Improved heat detection in NI dairy herds has the potential to deliver £80 more per cow per year, Professor John Fetrow from the University of Minnesota told farmers at a farm walk near Omagh on Tuesday.

Speaking at the event organised by Thompsons Feeds on the farm of Drew McConnell, Fetrow explained that a 21-day pregnancy rate is a product of submission rate and conception rate.

He said that the average NI dairy farm has a 21-day pregnancy rate of 13% which comes from a 40% submission rate and a conception rate of 33%. “In most dairy farms here, the limiting factor is submission rates from heat detection,” he said.

Fetrow said that by increasing submission rates from 40% to 60%, a 21-day pregnancy rate increases to 20%.

His calculations, based on NI average figures, showed that this can deliver up to an extra £80 profit per cow per year.

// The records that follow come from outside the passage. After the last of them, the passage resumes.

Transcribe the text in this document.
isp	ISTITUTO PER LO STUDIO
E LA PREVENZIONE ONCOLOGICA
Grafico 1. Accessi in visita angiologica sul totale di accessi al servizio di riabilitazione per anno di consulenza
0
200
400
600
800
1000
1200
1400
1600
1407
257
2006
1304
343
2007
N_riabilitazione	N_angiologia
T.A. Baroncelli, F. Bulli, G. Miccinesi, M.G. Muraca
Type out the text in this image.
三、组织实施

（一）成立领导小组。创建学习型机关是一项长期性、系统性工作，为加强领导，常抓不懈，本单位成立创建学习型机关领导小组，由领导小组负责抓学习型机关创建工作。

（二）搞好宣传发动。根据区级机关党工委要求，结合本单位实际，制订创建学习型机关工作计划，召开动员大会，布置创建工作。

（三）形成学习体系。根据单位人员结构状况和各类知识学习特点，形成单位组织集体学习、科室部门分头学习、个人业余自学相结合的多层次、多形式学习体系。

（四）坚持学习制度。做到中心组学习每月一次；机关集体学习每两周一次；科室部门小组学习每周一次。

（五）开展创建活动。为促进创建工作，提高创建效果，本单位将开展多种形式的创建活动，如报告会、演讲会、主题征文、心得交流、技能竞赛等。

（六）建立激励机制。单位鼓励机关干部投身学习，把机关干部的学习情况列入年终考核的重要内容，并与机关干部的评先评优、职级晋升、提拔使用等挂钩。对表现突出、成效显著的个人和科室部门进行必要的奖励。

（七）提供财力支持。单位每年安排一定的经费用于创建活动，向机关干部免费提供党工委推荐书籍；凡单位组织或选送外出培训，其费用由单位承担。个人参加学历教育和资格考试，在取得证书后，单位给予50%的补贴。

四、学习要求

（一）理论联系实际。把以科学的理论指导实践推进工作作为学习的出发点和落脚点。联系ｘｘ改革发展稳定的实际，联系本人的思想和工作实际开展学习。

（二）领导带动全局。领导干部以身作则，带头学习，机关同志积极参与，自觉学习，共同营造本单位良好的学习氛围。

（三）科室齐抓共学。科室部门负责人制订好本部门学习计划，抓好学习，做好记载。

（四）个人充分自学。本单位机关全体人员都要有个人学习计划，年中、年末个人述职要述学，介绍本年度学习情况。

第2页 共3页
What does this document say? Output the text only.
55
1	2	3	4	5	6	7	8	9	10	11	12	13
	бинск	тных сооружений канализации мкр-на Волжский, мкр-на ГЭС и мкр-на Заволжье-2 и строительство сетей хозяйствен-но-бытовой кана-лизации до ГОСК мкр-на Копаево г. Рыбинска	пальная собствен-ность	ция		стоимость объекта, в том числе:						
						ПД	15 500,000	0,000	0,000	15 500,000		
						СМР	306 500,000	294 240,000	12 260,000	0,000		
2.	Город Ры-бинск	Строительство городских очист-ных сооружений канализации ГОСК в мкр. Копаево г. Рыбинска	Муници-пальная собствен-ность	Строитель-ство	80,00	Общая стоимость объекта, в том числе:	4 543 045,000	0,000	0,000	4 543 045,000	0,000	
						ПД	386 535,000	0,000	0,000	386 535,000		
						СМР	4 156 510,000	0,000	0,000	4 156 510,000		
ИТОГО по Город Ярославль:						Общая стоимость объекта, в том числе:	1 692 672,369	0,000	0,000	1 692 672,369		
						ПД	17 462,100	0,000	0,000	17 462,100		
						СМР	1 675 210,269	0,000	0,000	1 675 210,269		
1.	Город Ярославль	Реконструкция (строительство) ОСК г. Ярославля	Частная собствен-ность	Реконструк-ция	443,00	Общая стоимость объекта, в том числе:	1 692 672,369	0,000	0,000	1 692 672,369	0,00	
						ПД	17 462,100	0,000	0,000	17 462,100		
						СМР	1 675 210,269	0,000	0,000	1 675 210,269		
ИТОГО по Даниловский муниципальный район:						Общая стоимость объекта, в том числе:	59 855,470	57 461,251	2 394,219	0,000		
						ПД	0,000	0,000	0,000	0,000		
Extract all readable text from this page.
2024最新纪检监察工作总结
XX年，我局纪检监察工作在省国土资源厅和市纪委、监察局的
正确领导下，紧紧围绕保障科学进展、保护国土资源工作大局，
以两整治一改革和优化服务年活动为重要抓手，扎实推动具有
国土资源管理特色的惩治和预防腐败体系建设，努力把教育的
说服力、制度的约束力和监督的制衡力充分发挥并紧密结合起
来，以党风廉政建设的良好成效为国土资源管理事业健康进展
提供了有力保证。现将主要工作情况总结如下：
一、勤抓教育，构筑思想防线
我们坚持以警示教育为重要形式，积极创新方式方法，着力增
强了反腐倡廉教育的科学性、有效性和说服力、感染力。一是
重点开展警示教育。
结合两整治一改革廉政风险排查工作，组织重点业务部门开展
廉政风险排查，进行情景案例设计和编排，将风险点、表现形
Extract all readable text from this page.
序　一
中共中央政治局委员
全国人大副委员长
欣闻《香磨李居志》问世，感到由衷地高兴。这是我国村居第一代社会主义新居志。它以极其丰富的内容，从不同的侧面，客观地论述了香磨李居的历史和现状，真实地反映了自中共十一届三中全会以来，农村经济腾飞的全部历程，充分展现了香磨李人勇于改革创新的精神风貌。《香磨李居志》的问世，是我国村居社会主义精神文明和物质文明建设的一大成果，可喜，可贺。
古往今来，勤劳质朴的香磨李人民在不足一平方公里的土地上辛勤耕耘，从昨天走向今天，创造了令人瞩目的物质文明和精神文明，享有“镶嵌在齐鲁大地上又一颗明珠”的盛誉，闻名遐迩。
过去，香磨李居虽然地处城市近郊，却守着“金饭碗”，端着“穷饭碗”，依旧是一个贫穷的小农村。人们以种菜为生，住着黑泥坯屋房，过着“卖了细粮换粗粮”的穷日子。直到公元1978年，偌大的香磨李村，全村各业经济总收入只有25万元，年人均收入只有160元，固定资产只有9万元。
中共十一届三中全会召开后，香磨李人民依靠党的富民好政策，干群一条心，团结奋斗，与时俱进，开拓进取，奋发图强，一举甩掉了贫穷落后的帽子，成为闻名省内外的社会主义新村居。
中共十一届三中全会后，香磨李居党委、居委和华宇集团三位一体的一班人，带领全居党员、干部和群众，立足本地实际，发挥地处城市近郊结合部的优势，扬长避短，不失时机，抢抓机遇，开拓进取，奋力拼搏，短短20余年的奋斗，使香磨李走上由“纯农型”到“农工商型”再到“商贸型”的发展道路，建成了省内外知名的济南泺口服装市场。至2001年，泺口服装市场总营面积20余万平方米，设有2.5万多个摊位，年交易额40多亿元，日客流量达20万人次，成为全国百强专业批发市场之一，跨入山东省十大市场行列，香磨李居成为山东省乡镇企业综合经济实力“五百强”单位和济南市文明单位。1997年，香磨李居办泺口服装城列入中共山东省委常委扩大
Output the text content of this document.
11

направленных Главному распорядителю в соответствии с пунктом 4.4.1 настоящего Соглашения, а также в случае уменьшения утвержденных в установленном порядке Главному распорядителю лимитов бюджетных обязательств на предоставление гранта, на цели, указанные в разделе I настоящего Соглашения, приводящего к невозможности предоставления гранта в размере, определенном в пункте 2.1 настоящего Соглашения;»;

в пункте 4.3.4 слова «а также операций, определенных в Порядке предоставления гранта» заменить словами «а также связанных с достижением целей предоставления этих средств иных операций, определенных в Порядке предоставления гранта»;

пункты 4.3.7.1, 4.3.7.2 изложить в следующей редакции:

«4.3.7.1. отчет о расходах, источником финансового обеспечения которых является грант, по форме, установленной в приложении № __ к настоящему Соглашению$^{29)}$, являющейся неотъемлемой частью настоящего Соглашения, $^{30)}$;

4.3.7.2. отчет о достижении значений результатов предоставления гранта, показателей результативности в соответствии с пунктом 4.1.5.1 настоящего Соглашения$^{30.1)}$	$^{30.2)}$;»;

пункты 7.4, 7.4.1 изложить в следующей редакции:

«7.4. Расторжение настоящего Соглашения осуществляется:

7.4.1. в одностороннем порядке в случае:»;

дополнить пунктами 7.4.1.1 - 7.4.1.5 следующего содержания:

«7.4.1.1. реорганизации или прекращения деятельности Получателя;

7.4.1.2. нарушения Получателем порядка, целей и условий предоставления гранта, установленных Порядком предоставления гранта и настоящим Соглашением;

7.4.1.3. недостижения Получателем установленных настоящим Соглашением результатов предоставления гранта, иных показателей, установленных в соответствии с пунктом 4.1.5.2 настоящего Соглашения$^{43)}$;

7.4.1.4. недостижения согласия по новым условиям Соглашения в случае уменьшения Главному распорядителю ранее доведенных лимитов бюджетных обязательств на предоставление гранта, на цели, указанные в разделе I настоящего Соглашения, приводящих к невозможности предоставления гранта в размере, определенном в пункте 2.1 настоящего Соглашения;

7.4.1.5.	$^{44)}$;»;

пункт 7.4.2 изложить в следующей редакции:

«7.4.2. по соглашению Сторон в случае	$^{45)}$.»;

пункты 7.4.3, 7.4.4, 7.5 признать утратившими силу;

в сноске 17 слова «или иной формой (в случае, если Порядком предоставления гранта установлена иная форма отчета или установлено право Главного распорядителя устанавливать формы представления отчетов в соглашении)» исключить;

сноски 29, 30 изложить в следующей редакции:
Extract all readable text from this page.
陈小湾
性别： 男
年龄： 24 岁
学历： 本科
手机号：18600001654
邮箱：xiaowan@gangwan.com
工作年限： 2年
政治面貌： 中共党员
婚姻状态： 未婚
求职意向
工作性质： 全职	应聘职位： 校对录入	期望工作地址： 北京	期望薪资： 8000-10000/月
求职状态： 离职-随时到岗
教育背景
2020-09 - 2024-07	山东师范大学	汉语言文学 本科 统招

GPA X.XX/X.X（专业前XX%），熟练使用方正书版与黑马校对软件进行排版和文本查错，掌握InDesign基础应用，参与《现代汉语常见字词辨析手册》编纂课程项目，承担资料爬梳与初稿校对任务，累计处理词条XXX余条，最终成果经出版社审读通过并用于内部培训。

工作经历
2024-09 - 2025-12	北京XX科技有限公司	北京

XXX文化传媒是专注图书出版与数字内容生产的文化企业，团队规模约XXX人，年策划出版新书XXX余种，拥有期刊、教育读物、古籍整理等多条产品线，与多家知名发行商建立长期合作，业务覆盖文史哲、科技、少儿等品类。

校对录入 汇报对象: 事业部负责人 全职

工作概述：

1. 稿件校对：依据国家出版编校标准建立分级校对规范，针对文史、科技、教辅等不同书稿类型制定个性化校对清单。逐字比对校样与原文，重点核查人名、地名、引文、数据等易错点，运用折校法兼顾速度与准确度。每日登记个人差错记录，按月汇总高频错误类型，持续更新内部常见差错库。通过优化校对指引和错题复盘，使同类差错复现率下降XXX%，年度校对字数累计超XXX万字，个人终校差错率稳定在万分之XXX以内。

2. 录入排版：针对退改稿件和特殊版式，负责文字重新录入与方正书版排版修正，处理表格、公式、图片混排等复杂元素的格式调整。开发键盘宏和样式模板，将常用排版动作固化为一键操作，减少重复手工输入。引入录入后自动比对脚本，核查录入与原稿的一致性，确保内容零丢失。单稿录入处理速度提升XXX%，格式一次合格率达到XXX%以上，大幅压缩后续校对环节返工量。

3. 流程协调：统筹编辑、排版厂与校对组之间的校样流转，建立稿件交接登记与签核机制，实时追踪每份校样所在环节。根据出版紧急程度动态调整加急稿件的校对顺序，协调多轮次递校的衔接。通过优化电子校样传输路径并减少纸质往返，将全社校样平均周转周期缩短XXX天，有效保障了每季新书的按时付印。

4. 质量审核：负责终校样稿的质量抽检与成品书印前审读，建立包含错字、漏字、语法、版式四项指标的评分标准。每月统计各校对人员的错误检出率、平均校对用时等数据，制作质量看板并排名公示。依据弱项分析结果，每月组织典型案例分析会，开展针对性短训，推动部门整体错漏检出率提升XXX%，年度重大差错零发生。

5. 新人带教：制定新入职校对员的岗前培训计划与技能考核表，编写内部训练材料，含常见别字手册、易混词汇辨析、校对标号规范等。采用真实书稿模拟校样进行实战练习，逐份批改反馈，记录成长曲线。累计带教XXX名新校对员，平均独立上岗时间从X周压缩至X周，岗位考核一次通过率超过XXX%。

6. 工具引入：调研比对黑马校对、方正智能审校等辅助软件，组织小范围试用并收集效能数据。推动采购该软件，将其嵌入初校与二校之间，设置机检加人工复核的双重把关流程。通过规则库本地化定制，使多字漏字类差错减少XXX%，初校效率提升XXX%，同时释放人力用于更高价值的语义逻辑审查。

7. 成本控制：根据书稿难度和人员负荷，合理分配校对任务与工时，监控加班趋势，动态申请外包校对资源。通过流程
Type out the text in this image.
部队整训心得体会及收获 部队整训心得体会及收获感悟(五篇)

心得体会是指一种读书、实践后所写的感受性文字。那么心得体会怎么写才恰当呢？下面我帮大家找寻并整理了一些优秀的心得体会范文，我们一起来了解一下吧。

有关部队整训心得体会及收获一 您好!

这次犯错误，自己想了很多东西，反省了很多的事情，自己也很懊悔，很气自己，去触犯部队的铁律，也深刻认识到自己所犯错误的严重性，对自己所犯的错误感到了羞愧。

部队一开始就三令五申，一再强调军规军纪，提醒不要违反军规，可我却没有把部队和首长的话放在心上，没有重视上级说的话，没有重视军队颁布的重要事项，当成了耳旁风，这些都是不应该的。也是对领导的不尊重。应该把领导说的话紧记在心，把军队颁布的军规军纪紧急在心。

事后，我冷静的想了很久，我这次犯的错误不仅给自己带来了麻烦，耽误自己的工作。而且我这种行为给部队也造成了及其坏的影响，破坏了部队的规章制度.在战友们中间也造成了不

“The financial return is largely made up of improved milk production because cows spend more time in lactation. Also, they get pregnant and live to the next lactation, reducing replacement costs. And older cows make more milk,” he said.

Options

The lowest cost option outlined by Fetrow to improve submission rate was tail-painting cows. “Most dairies need to move to some sort of aggressive heat detection programme which commonly means tail chalking cows,” he said.

However, Fetrow added that on many dairy farms this could require altering facilities. “Use of infrastructure-like self-locking stations to easily refresh tail chalk can typically increase submission rates from 40% to 60% on farms and is not labour-intensive,” he said.

Fetrow also outlined the use of hormones to synchronise cycles across a herd.

“This has a cost of around £20 per cow, which is significantly more expensive than in the US. It delivers £13 profit per cow on average or a 65% return on investment,” he said.

Based on a milk price of 20p/l, Fetrow acknowledged that this option, and the third option of using activity monitors to identify heats, might not appeal to most farmers at present.